Want more sex in your games? More violence? What's culturally acceptable here might not be kosher somewhere else. But that pendulum swings both ways.
I recently spoke with CD Projekt, the folks behind "The Witcher" about sex in their PC game.
As a follow-up, I've been talking to more game developers about their reasons for pushing for more extreme content or holding back.
Gearbox Software's Randy Pitchford proved the most outspoken of the bunch, and suggested a bigger issue was at play: territorial differences in their reactions to sex, violence and language.
This presents an interesting challenge to developers interested in having their games appreciated on a world stage, and one not very different from the obstacles CD Projekt faced in bringing their adult-targeted RPG to the United States.

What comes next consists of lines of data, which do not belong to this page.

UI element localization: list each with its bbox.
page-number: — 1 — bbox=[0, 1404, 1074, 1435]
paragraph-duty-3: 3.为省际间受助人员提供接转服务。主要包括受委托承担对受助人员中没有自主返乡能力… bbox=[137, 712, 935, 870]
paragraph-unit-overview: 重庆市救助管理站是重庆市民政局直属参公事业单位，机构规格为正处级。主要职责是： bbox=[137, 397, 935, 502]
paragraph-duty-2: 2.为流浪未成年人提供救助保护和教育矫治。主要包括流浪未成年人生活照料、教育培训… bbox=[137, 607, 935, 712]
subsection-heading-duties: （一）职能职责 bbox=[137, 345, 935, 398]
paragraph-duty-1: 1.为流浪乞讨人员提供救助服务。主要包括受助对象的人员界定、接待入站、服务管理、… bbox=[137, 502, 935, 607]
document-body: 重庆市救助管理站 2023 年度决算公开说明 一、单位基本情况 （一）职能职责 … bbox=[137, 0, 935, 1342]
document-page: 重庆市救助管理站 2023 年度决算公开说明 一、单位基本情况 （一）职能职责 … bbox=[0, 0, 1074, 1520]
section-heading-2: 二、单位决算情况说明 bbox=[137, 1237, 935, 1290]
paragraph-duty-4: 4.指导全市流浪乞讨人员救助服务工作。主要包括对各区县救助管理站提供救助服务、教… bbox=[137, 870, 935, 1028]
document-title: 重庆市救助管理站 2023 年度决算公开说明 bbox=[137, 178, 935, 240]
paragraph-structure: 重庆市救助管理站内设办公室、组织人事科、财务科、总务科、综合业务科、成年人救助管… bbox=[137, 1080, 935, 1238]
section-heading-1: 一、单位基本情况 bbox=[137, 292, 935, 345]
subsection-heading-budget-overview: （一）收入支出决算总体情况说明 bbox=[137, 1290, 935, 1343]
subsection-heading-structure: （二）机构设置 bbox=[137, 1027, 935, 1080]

"My experience has been that different audiences and territories seem to have very different tolerances for content that tests their standards of decency," Pitchford told me in an e-mail exchange covering everything from sex and violence to "Samba De Amigo" and monks playing "Counter-Strike."
Pitchford's company has been best known for the "Brothers in Arms" series of World War II-based shooters. While they don't feature much sexual content, there's violence and colorful language abound. That may fly in the US, but that doesn't mean the rest of the world necessarily comes running with open arms.
Every country has its own idea of what's acceptable, said Pitchford.